With the rapid expansion rate of Qatar’s economy – the IMF predicts a real GDP growth rate of 18.5 percent in the current year – the increasing demand for goods and services and a series of new logistics projects in the pipeline, there seems good reason to be confident in the future of its transport sector.
The government has been steadily investing its earnings from the hydrocarbons industry into building new infrastructure projects for transport, as well as other sectors that were identified as having the potential to broaden the base of the economy.
The investments are starting to pay off, though many big-ticket items such as the New Doha International Airport, highway upgrades and a major new deep-water port are at varying stages of development.
While it was the hydrocarbons sector that led the way as Qatar posted a 22.71 percent year-on-year increase in GDP for the first quarter, the transport and communications sector expanded by 14.7 percent, according to data issued on July 1 by the Qatar Statistics Authority.
Perhaps even more significant was the 7.89 percent growth recorded by transport over the last quarter of 2009, which was well in excess of the economy’s mainstays of energy and manufacturing.
Though the economy remains in robust health, a recent report compiled by the Saudi American Bank Group (Samba) suggested that Qatar’s expansion could slow after 2012, following the completion of most of the massive natural gas projects currently being planned or implemented.
The study, issued at the end of June, said that Qatar – like all other hydrocarbons-based economies in the GCC – will face long-term diversification challenges once gas production peaks.
However, the Samba study said that increased revenues from gas exports will provide the government with an opportunity to focus on its diversification strategy, and it highlighted Qatar’s focus on the expansion of transport and services.
“Over the next three to five years, the pursuit of this diversification agenda will generate strong growth momentum as large-scale infrastructure projects are implemented – such as the Doha airport and port, Qatar-Bahrain Causeway and integrated rail networks,” the report said.
Seeking to cash in on momentum in the transport sector, the publicly listed shipping and transport management firm Qatar Navigation is planning to call tenders for a $250 million logistics centre in August.

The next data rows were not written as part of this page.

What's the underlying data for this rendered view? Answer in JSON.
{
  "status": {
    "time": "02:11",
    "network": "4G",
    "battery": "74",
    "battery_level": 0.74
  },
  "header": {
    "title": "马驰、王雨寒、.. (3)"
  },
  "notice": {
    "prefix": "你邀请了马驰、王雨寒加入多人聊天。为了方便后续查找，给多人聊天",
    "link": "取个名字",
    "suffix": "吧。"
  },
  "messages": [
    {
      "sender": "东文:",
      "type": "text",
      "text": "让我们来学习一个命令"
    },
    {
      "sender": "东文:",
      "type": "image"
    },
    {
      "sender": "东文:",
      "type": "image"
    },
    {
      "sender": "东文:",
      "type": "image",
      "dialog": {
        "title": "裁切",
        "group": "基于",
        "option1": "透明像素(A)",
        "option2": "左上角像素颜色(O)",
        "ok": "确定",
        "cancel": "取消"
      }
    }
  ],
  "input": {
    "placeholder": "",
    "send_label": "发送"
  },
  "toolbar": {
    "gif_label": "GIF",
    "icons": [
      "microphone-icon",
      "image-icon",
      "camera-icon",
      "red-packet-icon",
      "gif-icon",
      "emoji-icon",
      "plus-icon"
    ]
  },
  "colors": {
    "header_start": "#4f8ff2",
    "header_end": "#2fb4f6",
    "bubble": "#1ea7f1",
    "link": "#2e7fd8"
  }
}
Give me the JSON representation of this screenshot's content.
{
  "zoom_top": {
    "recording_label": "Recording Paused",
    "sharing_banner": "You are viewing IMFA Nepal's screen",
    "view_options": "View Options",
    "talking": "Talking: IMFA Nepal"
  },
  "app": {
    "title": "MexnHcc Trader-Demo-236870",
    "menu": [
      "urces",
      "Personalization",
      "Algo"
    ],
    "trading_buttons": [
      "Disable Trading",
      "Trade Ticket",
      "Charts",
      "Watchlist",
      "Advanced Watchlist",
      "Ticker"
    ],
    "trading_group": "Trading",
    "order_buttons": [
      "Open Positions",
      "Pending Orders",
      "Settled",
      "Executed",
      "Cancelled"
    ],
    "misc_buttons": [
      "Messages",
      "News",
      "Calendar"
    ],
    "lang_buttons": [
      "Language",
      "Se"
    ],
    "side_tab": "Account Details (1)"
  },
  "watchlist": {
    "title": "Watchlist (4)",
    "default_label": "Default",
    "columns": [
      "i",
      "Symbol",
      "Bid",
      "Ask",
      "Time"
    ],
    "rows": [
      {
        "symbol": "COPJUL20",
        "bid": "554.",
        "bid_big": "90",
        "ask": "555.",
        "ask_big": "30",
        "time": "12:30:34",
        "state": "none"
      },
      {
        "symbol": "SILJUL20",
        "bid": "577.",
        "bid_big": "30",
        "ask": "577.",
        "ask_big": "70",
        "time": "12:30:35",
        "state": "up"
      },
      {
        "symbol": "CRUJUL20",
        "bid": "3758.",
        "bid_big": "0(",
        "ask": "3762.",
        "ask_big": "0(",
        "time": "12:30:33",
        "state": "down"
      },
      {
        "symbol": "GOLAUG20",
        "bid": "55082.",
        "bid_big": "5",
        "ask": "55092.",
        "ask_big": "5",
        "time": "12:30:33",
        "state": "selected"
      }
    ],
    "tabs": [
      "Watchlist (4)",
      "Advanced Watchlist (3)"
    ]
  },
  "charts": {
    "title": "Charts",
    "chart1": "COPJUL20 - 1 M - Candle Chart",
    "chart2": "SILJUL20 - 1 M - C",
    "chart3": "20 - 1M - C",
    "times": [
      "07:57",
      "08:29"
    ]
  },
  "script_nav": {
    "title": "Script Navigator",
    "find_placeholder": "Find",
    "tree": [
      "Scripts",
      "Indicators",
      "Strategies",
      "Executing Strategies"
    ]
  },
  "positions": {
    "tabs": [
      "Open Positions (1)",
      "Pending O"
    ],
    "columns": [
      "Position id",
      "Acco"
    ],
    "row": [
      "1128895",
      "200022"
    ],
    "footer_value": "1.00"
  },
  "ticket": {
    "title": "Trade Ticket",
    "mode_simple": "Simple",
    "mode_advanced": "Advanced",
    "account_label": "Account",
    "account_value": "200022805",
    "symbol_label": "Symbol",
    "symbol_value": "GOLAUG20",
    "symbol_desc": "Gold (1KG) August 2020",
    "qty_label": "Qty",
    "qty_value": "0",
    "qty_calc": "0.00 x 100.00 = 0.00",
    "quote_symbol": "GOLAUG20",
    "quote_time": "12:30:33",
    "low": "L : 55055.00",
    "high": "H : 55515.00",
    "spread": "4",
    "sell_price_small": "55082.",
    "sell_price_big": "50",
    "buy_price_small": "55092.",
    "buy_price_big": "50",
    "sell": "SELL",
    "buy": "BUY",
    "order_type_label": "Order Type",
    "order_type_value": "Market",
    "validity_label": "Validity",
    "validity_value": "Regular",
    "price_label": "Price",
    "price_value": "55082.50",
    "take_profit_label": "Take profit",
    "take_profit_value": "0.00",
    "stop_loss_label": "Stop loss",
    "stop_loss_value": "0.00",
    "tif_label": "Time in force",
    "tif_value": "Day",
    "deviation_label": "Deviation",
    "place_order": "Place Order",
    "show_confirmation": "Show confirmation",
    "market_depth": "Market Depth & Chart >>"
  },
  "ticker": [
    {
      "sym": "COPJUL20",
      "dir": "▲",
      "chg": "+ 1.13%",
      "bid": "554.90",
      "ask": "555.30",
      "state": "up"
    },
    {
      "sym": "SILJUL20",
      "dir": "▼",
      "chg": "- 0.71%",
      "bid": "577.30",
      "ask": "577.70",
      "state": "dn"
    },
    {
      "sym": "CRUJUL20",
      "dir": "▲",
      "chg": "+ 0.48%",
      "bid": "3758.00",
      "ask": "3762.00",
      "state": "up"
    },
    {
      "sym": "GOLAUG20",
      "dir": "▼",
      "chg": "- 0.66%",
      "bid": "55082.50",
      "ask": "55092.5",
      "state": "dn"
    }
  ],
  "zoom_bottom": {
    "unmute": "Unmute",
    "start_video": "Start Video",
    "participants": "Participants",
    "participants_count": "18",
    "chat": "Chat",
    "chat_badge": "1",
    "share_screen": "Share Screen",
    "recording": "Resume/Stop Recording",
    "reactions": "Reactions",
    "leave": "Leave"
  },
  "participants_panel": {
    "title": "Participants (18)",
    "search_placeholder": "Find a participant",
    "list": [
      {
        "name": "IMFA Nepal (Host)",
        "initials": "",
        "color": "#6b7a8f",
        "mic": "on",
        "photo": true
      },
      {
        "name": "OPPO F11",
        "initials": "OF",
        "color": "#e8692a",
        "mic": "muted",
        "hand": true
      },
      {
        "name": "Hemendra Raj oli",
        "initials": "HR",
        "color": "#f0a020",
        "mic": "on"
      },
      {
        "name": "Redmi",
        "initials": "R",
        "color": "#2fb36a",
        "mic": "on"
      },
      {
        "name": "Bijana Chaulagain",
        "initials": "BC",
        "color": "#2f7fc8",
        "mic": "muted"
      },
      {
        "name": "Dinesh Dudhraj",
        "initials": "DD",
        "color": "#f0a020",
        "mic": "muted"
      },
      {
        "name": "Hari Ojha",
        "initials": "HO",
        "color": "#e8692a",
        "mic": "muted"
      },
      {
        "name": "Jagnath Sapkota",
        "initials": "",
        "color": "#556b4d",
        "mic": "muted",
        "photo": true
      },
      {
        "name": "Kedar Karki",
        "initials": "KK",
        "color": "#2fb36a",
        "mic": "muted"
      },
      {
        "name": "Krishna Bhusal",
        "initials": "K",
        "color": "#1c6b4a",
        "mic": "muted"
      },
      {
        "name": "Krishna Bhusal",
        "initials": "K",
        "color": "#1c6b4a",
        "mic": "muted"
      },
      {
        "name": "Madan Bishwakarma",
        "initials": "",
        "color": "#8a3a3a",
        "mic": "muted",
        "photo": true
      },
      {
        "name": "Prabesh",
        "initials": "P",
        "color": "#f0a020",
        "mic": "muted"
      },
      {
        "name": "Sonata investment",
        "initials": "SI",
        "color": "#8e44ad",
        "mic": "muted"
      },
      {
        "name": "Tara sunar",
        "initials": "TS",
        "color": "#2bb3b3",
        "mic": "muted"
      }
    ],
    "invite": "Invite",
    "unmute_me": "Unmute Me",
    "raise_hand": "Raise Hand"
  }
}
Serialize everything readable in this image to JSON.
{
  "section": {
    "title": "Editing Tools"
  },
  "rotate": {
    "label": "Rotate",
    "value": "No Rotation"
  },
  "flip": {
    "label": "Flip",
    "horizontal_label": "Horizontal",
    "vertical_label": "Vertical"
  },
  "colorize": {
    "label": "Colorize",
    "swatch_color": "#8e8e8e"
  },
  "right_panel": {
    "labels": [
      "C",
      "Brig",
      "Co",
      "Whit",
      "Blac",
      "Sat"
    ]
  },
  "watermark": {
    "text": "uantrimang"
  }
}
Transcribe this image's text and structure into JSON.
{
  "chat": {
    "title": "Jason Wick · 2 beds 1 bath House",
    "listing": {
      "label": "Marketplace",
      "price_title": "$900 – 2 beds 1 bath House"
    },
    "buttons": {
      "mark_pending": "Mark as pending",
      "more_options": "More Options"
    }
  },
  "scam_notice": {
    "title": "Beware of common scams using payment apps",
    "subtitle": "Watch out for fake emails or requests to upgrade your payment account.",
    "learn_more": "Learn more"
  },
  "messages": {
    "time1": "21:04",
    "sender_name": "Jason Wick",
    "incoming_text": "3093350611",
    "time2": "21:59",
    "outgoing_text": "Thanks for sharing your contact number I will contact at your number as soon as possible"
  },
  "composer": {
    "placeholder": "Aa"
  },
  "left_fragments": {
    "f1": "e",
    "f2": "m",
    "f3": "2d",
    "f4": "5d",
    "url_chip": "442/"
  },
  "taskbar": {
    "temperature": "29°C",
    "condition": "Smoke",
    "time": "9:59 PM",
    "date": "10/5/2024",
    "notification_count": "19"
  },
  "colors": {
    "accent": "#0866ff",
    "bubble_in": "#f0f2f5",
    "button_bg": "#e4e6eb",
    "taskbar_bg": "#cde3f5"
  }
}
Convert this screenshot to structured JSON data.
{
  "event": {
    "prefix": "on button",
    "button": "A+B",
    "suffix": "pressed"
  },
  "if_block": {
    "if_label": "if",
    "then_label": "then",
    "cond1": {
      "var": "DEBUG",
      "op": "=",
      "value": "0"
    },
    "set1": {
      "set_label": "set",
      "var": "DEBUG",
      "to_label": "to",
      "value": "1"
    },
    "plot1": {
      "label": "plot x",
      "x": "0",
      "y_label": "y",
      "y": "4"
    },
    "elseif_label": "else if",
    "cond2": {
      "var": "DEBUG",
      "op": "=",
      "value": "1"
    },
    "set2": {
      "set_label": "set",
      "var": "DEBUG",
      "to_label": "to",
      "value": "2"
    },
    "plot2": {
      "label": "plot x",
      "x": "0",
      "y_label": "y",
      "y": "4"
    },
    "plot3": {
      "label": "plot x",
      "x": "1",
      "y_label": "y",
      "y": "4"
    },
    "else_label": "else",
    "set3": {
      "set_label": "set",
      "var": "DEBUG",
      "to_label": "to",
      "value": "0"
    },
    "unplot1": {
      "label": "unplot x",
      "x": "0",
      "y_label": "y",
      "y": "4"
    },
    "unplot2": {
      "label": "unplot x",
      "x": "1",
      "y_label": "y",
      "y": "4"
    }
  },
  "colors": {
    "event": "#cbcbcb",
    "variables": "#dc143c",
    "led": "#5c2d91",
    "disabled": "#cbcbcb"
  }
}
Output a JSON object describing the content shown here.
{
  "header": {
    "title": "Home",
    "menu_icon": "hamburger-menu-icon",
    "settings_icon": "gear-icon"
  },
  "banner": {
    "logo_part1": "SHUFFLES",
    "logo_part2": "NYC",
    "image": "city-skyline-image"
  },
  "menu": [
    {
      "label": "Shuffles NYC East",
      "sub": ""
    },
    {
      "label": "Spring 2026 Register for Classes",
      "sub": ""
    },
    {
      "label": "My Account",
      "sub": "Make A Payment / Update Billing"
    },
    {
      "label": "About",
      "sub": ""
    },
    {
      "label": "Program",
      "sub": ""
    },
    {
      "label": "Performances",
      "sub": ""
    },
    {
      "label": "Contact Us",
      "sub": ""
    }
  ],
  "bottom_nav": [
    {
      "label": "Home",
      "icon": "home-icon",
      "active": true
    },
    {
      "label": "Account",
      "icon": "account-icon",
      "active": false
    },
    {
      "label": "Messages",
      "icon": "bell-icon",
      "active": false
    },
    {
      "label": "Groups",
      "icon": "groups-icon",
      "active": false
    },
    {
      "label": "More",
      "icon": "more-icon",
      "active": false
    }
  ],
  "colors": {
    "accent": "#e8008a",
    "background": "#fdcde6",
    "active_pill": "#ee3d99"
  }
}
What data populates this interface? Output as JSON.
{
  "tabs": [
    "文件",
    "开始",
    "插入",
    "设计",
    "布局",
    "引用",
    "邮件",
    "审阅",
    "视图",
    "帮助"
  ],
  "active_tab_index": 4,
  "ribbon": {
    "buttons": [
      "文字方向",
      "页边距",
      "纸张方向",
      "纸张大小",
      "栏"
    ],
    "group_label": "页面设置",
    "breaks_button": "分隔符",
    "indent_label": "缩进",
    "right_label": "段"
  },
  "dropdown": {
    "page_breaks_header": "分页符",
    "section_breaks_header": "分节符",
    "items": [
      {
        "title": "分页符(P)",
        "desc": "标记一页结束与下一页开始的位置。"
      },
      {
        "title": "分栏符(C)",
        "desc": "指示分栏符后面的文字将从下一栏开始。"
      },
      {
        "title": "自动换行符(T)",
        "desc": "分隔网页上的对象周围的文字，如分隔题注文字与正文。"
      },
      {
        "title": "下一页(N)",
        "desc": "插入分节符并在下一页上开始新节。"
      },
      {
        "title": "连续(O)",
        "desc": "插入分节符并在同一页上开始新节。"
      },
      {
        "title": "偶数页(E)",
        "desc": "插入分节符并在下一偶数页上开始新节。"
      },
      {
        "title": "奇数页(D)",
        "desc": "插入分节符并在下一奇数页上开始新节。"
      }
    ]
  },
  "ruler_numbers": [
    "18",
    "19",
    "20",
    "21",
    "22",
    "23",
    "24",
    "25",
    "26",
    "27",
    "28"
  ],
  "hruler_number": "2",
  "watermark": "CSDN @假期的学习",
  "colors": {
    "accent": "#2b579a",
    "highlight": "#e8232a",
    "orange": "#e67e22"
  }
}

To be located at Al Thumama near Doha’s industrial area, close to the new airport and deep-water port, the centre will cover an area of some 500,000 square meters when completed within the next two years.
With solid economic fundamentals, double-digit growth rates and a raft of major projects under way, the outlook for the sector looks strong.
While competition is undoubtedly heating up across the region, Qatar seemingly has the capital and determination it will need to ensure its place as a centre for transport and logistics in the Gulf.